You know, I've asked myself that more than a few times over the course of my life. I don't feel much when people die. I momentarily feel a sudden rush of panic for some reason at the news, but I don't necessarily feel "sad." At least, not the sadness where I'm crying, or even misty eyed. My uncle passed just a few years ago, and he wasn't even 50 years old. Lung cancer snuck up on him, was already stage 4 by the time they figured it out. Coughing blood was what led them to figure it out.
When he died, it was sad, but kind of expected? I dunno, I just know that we're all gonna go, and it's terrible for the ones we leave behind (At least, for the ones who have anyone to leave behind) yet I don't see the point in holding onto that hurt for long at all.

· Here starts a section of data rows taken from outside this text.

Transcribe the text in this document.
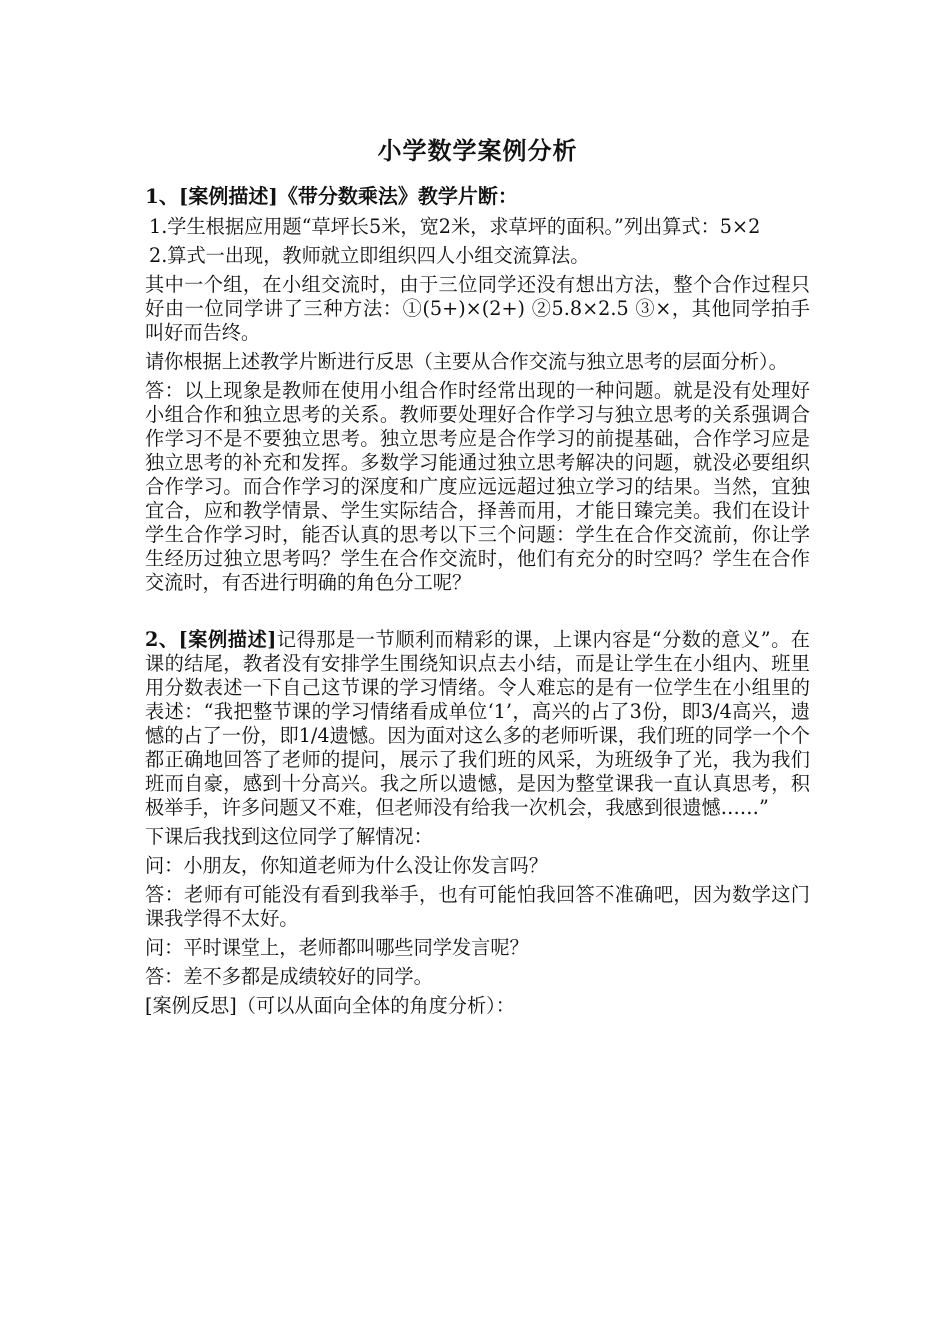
小学数学案例分析
1、[案例描述]《带分数乘法》教学片断：

1.学生根据应用题“草坪长5米，宽2米，求草坪的面积。”列出算式：5×2

2.算式一出现，教师就立即组织四人小组交流算法。

其中一个组，在小组交流时，由于三位同学还没有想出方法，整个合作过程只好由一位同学讲了三种方法：①(5+)×(2+) ②5.8×2.5 ③×，其他同学拍手叫好而告终。

请你根据上述教学片断进行反思（主要从合作交流与独立思考的层面分析）。

答：以上现象是教师在使用小组合作时经常出现的一种问题。就是没有处理好小组合作和独立思考的关系。教师要处理好合作学习与独立思考的关系强调合作学习不是不要独立思考。独立思考应是合作学习的前提基础，合作学习应是独立思考的补充和发挥。多数学习能通过独立思考解决的问题，就没必要组织合作学习。而合作学习的深度和广度应远远超过独立学习的结果。当然，宜独宜合，应和教学情景、学生实际结合，择善而用，才能日臻完美。我们在设计学生合作学习时，能否认真的思考以下三个问题：学生在合作交流前，你让学生经历过独立思考吗？学生在合作交流时，他们有充分的时空吗？学生在合作交流时，有否进行明确的角色分工呢？

2、[案例描述]记得那是一节顺利而精彩的课，上课内容是“分数的意义”。在课的结尾，教者没有安排学生围绕知识点去小结，而是让学生在小组内、班里用分数表述一下自己这节课的学习情绪。令人难忘的是有一位学生在小组里的表述：“我把整节课的学习情绪看成单位‘1’，高兴的占了3份，即3/4高兴，遗憾的占了一份，即1/4遗憾。因为面对这么多的老师听课，我们班的同学一个个都正确地回答了老师的提问，展示了我们班的风采，为班级争了光，我为我们班而自豪，感到十分高兴。我之所以遗憾，是因为整堂课我一直认真思考，积极举手，许多问题又不难，但老师没有给我一次机会，我感到很遗憾……”

下课后我找到这位同学了解情况：

问：小朋友，你知道老师为什么没让你发言吗？

答：老师有可能没有看到我举手，也有可能怕我回答不准确吧，因为数学这门课我学得不太好。

问：平时课堂上，老师都叫哪些同学发言呢？

答：差不多都是成绩较好的同学。

[案例反思]（可以从面向全体的角度分析）：
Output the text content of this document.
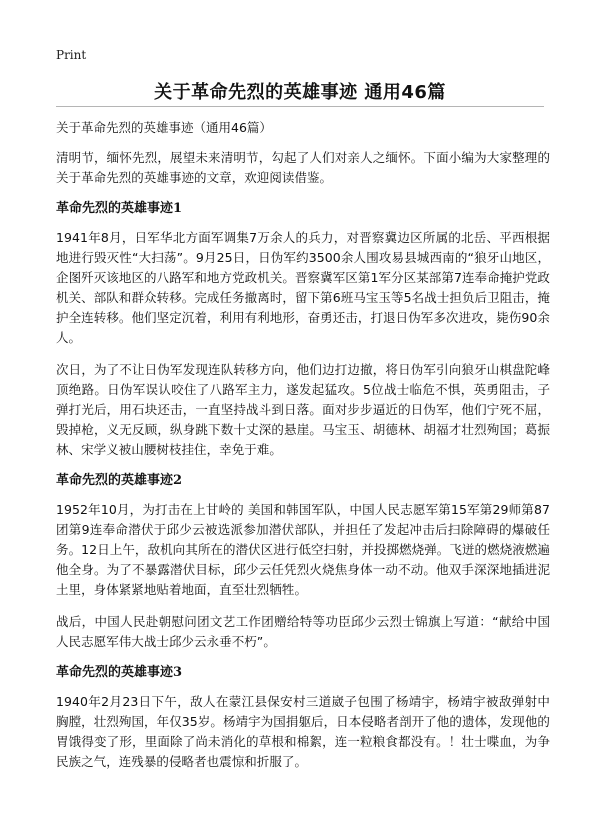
Print
关于革命先烈的英雄事迹 通用46篇
关于革命先烈的英雄事迹（通用46篇）

清明节，缅怀先烈，展望未来清明节，勾起了人们对亲人之缅怀。下面小编为大家整理的关于革命先烈的英雄事迹的文章，欢迎阅读借鉴。

革命先烈的英雄事迹1

1941年8月，日军华北方面军调集7万余人的兵力，对晋察冀边区所属的北岳、平西根据地进行毁灭性“大扫荡”。9月25日，日伪军约3500余人围攻易县城西南的“狼牙山地区，企图歼灭该地区的八路军和地方党政机关。晋察冀军区第1军分区某部第7连奉命掩护党政机关、部队和群众转移。完成任务撤离时，留下第6班马宝玉等5名战士担负后卫阻击，掩护全连转移。他们坚定沉着，利用有利地形，奋勇还击，打退日伪军多次进攻，毙伤90余人。

次日，为了不让日伪军发现连队转移方向，他们边打边撤，将日伪军引向狼牙山棋盘陀峰顶绝路。日伪军误认咬住了八路军主力，遂发起猛攻。5位战士临危不惧，英勇阻击，子弹打光后，用石块还击，一直坚持战斗到日落。面对步步逼近的日伪军，他们宁死不屈，毁掉枪，义无反顾，纵身跳下数十丈深的悬崖。马宝玉、胡德林、胡福才壮烈殉国；葛振林、宋学义被山腰树枝挂住，幸免于难。

革命先烈的英雄事迹2

1952年10月，为打击在上甘岭的 美国和韩国军队，中国人民志愿军第15军第29师第87团第9连奉命潜伏于邱少云被选派参加潜伏部队，并担任了发起冲击后扫除障碍的爆破任务。12日上午，敌机向其所在的潜伏区进行低空扫射，并投掷燃烧弹。飞迸的燃烧液燃遍他全身。为了不暴露潜伏目标，邱少云任凭烈火烧焦身体一动不动。他双手深深地插进泥土里，身体紧紧地贴着地面，直至壮烈牺牲。

战后，中国人民赴朝慰问团文艺工作团赠给特等功臣邱少云烈士锦旗上写道：“献给中国人民志愿军伟大战士邱少云永垂不朽”。

革命先烈的英雄事迹3

1940年2月23日下午，敌人在蒙江县保安村三道崴子包围了杨靖宇，杨靖宇被敌弹射中胸膛，壮烈殉国，年仅35岁。杨靖宇为国捐躯后，日本侵略者剖开了他的遗体，发现他的胃饿得变了形，里面除了尚未消化的草根和棉絮，连一粒粮食都没有。！壮士喋血，为争民族之气，连残暴的侵略者也震惊和折服了。
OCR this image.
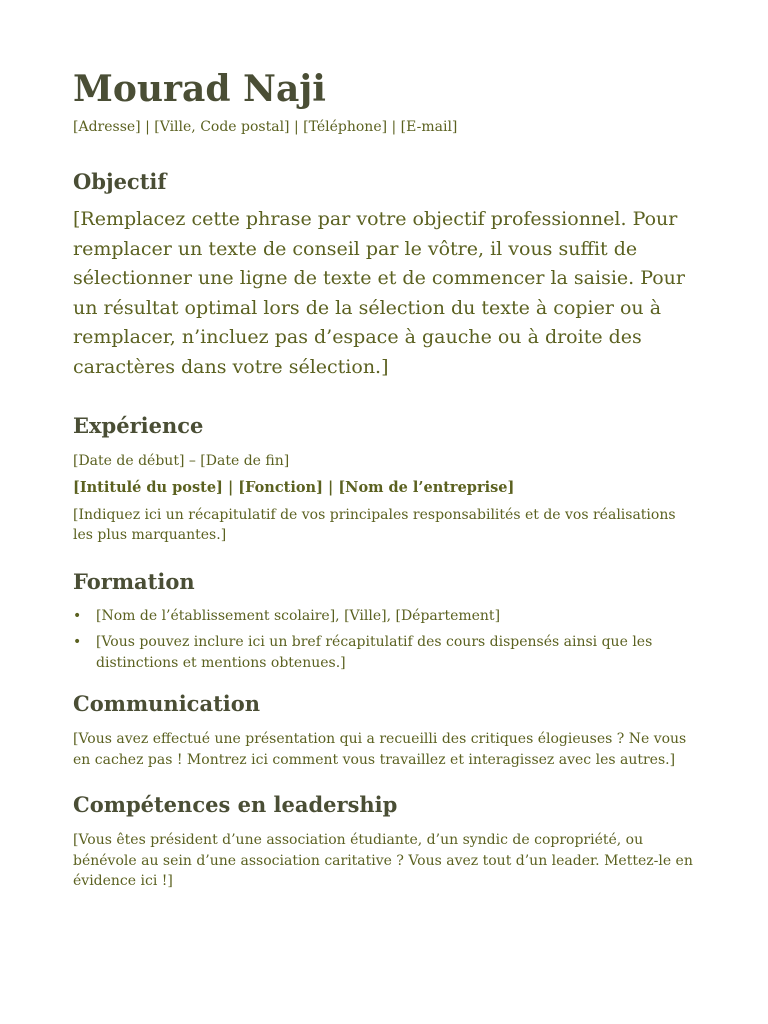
Mourad Naji

[Adresse] | [Ville, Code postal] | [Téléphone] | [E-mail]

Objectif

[Remplacez cette phrase par votre objectif professionnel. Pour remplacer un texte de conseil par le vôtre, il vous suffit de sélectionner une ligne de texte et de commencer la saisie. Pour un résultat optimal lors de la sélection du texte à copier ou à remplacer, n’incluez pas d’espace à gauche ou à droite des caractères dans votre sélection.]

Expérience

[Date de début] – [Date de fin]

[Intitulé du poste] | [Fonction] | [Nom de l’entreprise]

[Indiquez ici un récapitulatif de vos principales responsabilités et de vos réalisations les plus marquantes.]

Formation
• [Nom de l’établissement scolaire], [Ville], [Département]
• [Vous pouvez inclure ici un bref récapitulatif des cours dispensés ainsi que les distinctions et mentions obtenues.]
Communication

[Vous avez effectué une présentation qui a recueilli des critiques élogieuses ? Ne vous en cachez pas ! Montrez ici comment vous travaillez et interagissez avec les autres.]

Compétences en leadership

[Vous êtes président d’une association étudiante, d’un syndic de copropriété, ou bénévole au sein d’une association caritative ? Vous avez tout d’un leader. Mettez-le en évidence ici !]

Maybe a few days of grief at most? I've seen what holding onto grief does to people in my family many times, so I might have subconsciously rejected that and gone too far to the other end?
I get upset at pet deaths more than people deaths. I just don't click with people I guess? Animals are more innocent? I've been a recluse since 17 years old due to medical issues, so maybe something is broken with me?

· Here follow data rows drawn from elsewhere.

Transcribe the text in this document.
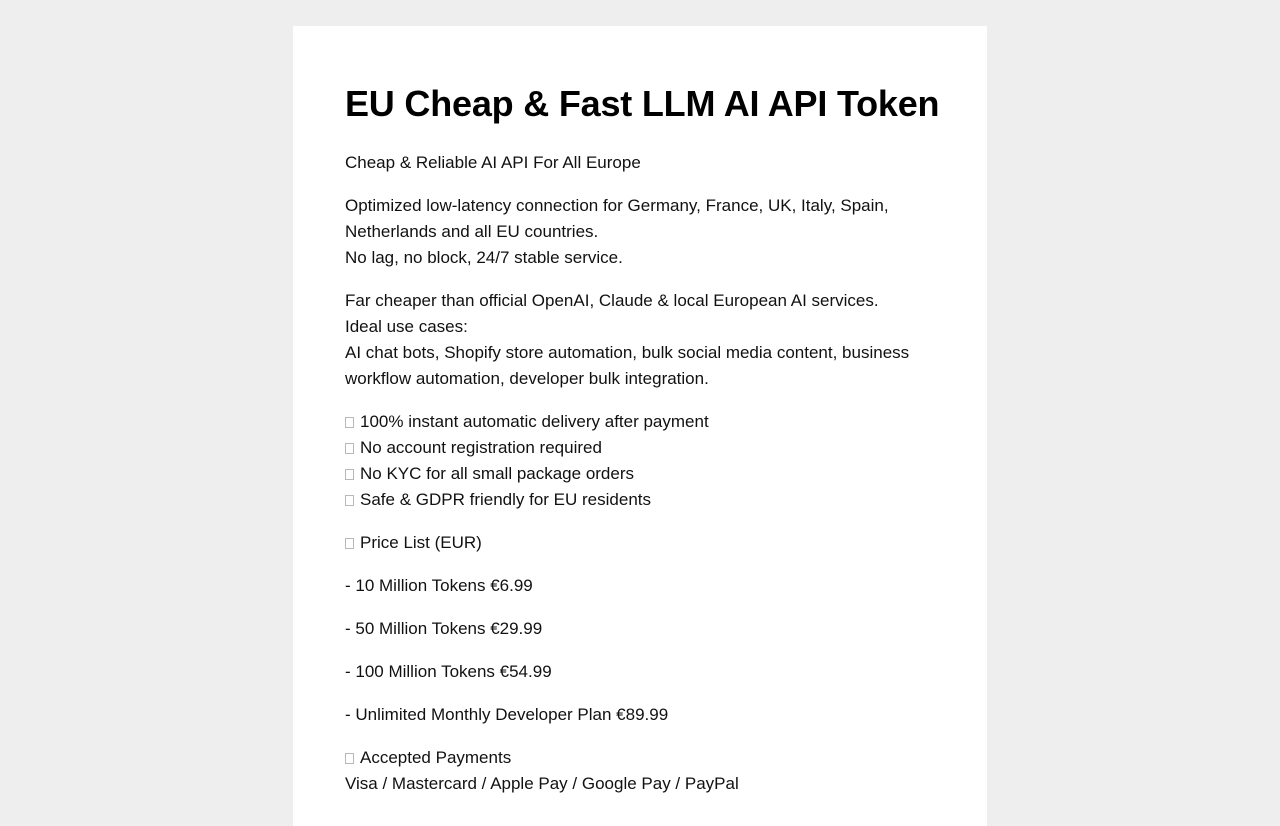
EU Cheap & Fast LLM AI API Token

Cheap & Reliable AI API For All Europe

Optimized low-latency connection for Germany, France, UK, Italy, Spain,
Netherlands and all EU countries.
No lag, no block, 24/7 stable service.

Far cheaper than official OpenAI, Claude & local European AI services.
Ideal use cases:
AI chat bots, Shopify store automation, bulk social media content, business
workflow automation, developer bulk integration.

100% instant automatic delivery after payment
No account registration required
No KYC for all small package orders
Safe & GDPR friendly for EU residents

Price List (EUR)

- 10 Million Tokens €6.99

- 50 Million Tokens €29.99

- 100 Million Tokens €54.99

- Unlimited Monthly Developer Plan €89.99

Accepted Payments
Visa / Mastercard / Apple Pay / Google Pay / PayPal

It's just one of those things that we get or don't. Maybe it's a case by case basis thing? I have no clue. People smarter than I - which isn't hard in the slightest - have probably pondered this same question and came to clearer answers and understanding. I'd probably feel more grief if a youngin' were to pass? I dunno, I just know that I hate funerals. I just think that most people anymore just don't actually care and are putting on a false mask because they think they have to do so.
Then again, most of my extended family were vultures who couldn't wait to pick at the stuff left behind and I grew to be disgusted by them on sheer principle.
On the other hand, I do have to admit that I get incredibly angry when someone desecrates the dead, or besmirches their legacy for a quick buck. Like, when my great great uncle passed, I was somewhat sad I couldn't go see him much anymore, but when we learned that some of his great grandson's "friends" had spooked the mental midget into thinking the place was haunted and pilfered every last bit of stuff for a quick buck because he was too scared to check the place I was absolutely furious and wanted heads on pikes. I legitimately wanted to kill those fuckers with my own hands. All those family heirlooms, all the family photos, all the war memorabilia (The uncle served in WW2 in the Pacific theater, at least) from him and his brothers who were long gone before him, all the little keepsakes he'd gathered over the years in his humble means... all of it, gone practically overnight.
I think, at least personally, the going isn't the sad part. We all gotta go, and I've accepted that. Too many people died in my formative years to really make me see it as anything more or less than that.
The part that makes me sad is when people let it rip them to shreds or use it as an excuse to hurt others or let themselves fall.